Homme’s lyrics aren’t the only aspect that’s more creative. Instrumentally, these songs are also kookier, as exemplified from the start with opener ‘Feet Don’t Fail Me’, which begins with sci-fi synths and a hammering drum like some mutated version of the Flash Gordon soundtrack, before erupting into a stomping guitar groove. ‘Head Like A Haunted House’ meanwhile is a Dead-Kennedys-like punk jam, whilst ‘Hideaway’ rides a Bowie-esque synth sporting a spacey ‘Ashes to Ashes’ feel (there’s Bowie vibes all over this album).

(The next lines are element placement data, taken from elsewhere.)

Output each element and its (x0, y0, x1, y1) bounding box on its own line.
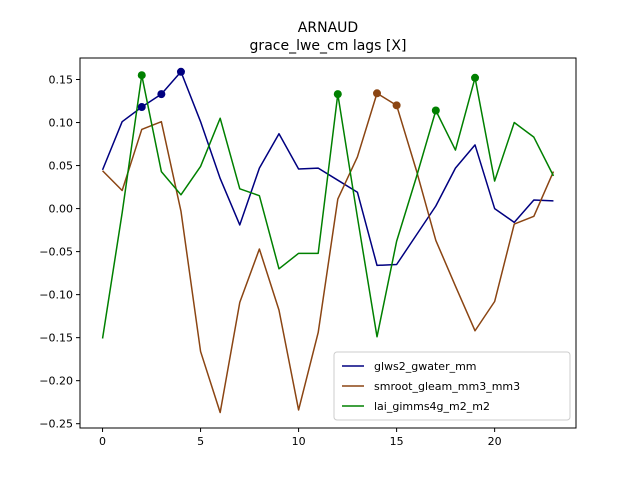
legend-label-smroot_gleam_mm3_mm3: smroot_gleam_mm3_mm3 (374, 380, 520, 393)
x-tick-label-0: 0 (99, 435, 106, 448)
y-tick-label-1: −0.20 (39, 375, 73, 388)
y-tick-label-6: 0.05 (49, 160, 74, 173)
series-marker-glws2_gwater_mm-4 (176, 67, 185, 76)
chart-title: ARNAUD (298, 20, 358, 36)
series-marker-lai_gimms4g_m2_m2-17 (431, 106, 440, 115)
y-tick-label-3: −0.10 (39, 289, 73, 302)
y-tick-label-2: −0.15 (39, 332, 73, 345)
y-tick-label-0: −0.25 (39, 418, 73, 431)
legend-label-glws2_gwater_mm: glws2_gwater_mm (374, 360, 477, 373)
legend: glws2_gwater_mm smroot_gleam_mm3_mm3 lai_g… (333, 351, 571, 421)
plot-area: 0 5 10 15 20 −0.25 −0.20 −0.15 −0.10 −0.05 0.00 0.0… (39, 57, 577, 448)
legend-frame (333, 351, 571, 421)
y-tick-label-4: −0.05 (39, 246, 73, 259)
y-tick-label-8: 0.15 (49, 74, 74, 87)
chart-subtitle: grace_lwe_cm lags [X] (250, 38, 407, 54)
series-line-smroot_gleam_mm3_mm3 (102, 92, 555, 414)
y-tick-label-5: 0.00 (49, 203, 74, 216)
x-tick-label-15: 15 (390, 435, 404, 448)
x-tick-label-5: 5 (197, 435, 204, 448)
series-marker-glws2_gwater_mm-3 (157, 90, 166, 99)
series-marker-lai_gimms4g_m2_m2-12 (333, 90, 342, 99)
legend-label-lai_gimms4g_m2_m2: lai_gimms4g_m2_m2 (374, 400, 490, 413)
axes-frame (79, 57, 577, 429)
series-marker-lai_gimms4g_m2_m2-19 (471, 73, 480, 82)
series-marker-lai_gimms4g_m2_m2-2 (137, 71, 146, 80)
y-tick-label-7: 0.10 (49, 117, 74, 130)
x-tick-label-10: 10 (292, 435, 306, 448)
series-line-lai_gimms4g_m2_m2 (101, 74, 555, 339)
series-marker-smroot_gleam_mm3_mm3-14 (373, 89, 382, 98)
series-marker-glws2_gwater_mm-2 (137, 103, 146, 112)
x-tick-label-20: 20 (488, 435, 502, 448)
series-marker-smroot_gleam_mm3_mm3-15 (392, 101, 401, 110)
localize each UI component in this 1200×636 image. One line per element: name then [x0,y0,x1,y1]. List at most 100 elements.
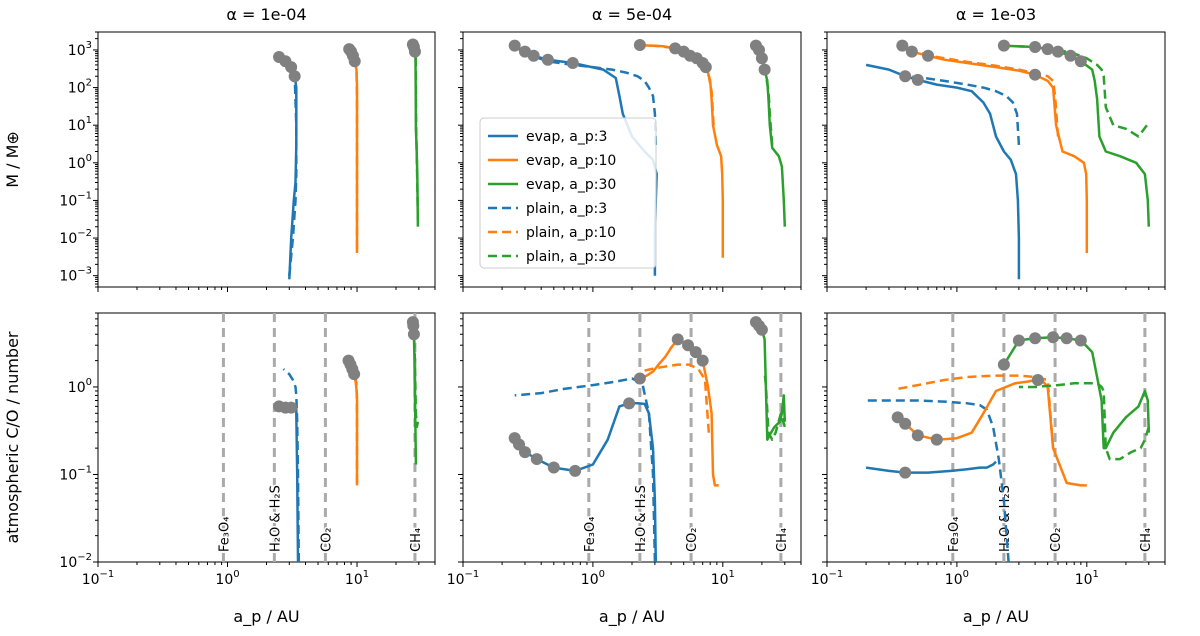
ice-line-label: CO₂ [319,527,334,552]
data-marker [285,401,298,414]
series-lines-layer [278,43,1151,563]
data-marker [755,323,768,336]
x-tick-label: 10−1 [811,569,844,588]
legend-box [479,117,657,269]
x-tick-label-base: 10 [1075,572,1093,588]
axes-frame-0-1 [97,312,436,563]
data-marker [755,52,768,65]
y-tick-label-top-base: 10 [68,81,86,97]
data-marker [1012,334,1025,347]
data-marker [518,446,531,459]
data-marker [682,339,695,352]
data-marker [689,346,702,359]
x-tick-label: 100 [581,569,605,588]
panel-title: α = 1e-04 [226,5,306,24]
x-tick-label-base: 10 [447,572,465,588]
panel-title: α = 1e-03 [956,5,1036,24]
series-line [756,45,774,145]
y-tick-label-bottom: 10−1 [59,464,92,483]
data-marker [1051,45,1064,58]
y-tick-label-bottom-exp: 0 [86,377,92,388]
x-tick-label-base: 10 [215,572,233,588]
x-tick-label: 101 [711,569,735,588]
data-marker [633,372,646,385]
x-tick-label: 101 [345,569,369,588]
series-line [639,363,711,433]
x-tick-label-base: 10 [711,572,729,588]
data-marker [569,464,582,477]
y-tick-label-top: 10−3 [59,266,92,285]
ice-line-label: Fe₃O₄ [583,517,598,552]
y-axis-label-top: M / M⊕ [3,131,22,188]
data-marker [1029,332,1042,345]
series-line [282,368,301,563]
legend-label: evap, a_p:30 [526,177,616,193]
series-line [514,377,657,563]
axes-frame-0-0 [97,31,436,288]
y-tick-label-top: 100 [68,153,92,172]
x-tick-label-exp: 0 [599,569,605,580]
ice-line-label: H₂O & H₂S [634,485,649,552]
axes-frame-2-0 [826,31,1166,288]
series-line [865,460,997,474]
legend-label: plain, a_p:10 [526,225,616,241]
data-marker [547,461,560,474]
y-tick-label-top-base: 10 [68,118,86,134]
data-marker [541,53,554,66]
y-tick-label-top-exp: −2 [77,228,92,239]
data-marker [696,354,709,367]
data-marker [997,358,1010,371]
x-tick-label-exp: 1 [1093,569,1099,580]
x-tick-label-base: 10 [581,572,599,588]
data-marker [1047,331,1060,344]
y-tick-label-top: 10−2 [59,228,92,247]
data-marker [1041,43,1054,56]
data-marker [566,56,579,69]
y-tick-label-top: 10−1 [59,190,92,209]
y-tick-label-bottom-base: 10 [59,555,77,571]
series-line [866,399,1010,563]
x-tick-label-exp: −1 [465,569,480,580]
data-marker [930,433,943,446]
y-tick-label-bottom-exp: −1 [77,464,92,475]
ice-line-label: CH₄ [775,528,790,552]
y-tick-label-top-base: 10 [59,231,77,247]
series-line [278,55,298,276]
ice-line-label: CH₄ [1139,528,1154,552]
data-marker [1074,55,1087,68]
data-marker [530,453,543,466]
x-tick-label: 100 [215,569,239,588]
data-marker [1029,40,1042,53]
data-marker [348,55,361,68]
y-tick-label-top-base: 10 [68,43,86,59]
y-tick-label-top: 103 [68,40,92,59]
ice-line-label: CO₂ [685,527,700,552]
y-tick-label-top-exp: 1 [86,115,92,126]
y-tick-label-top-base: 10 [68,156,86,172]
y-tick-label-top-exp: −3 [77,266,92,277]
x-axis-label: a_p / AU [233,607,299,627]
x-tick-label-exp: 0 [233,569,239,580]
x-tick-label-exp: 1 [363,569,369,580]
x-tick-label-base: 10 [811,572,829,588]
x-axis-label: a_p / AU [963,607,1029,627]
panel-title: α = 5e-04 [592,5,672,24]
y-tick-label-bottom: 10−2 [59,552,92,571]
y-tick-label-top: 101 [68,115,92,134]
series-line [865,63,1021,280]
data-marker [1029,68,1042,81]
series-line [278,55,298,280]
data-marker [896,39,909,52]
x-tick-label-base: 10 [82,572,100,588]
series-line [901,44,1089,253]
data-marker [911,429,924,442]
y-tick-label-top-base: 10 [59,269,77,285]
y-tick-label-top-base: 10 [59,193,77,209]
data-marker [905,45,918,58]
x-tick-label: 101 [1075,569,1099,588]
data-marker [527,49,540,62]
data-marker [623,397,636,410]
series-line [348,48,359,250]
markers-layer [273,38,1087,479]
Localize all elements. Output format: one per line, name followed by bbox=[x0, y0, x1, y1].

Of course, the band have also decided to get creative with the production, which is where my praises for this record end. The second track ‘The Way You Used To’ feels like it could have been an upbeat dance-worthy rock gem if it wasn’t over-compressed to sound as flat as a toad on a motorway. And then there’s the end of ‘Un-Reborn Again’, which sees all the instruments coming into the mix for what could have been an epic crescendo if Mark Ronson hadn’t dampened it by turning down the volume knob.

This is the producer who gave us ‘Uptown Funk’, so there’s no reason the production should sound this flaccid other than Mark wanting it to sound like that. Josh Homme and crew must have decided they liked it too. And some fans and critics don’t seem to be phased. To me, it may as well be a tasty spicy dish with a jar of cream dumped in – it’s got no kick. It’s a hypercar with a speed limiter on it. It’s Floyd Mayweather with no arms. It’s a decaffeinated espresso shot. It’s sex in the dark.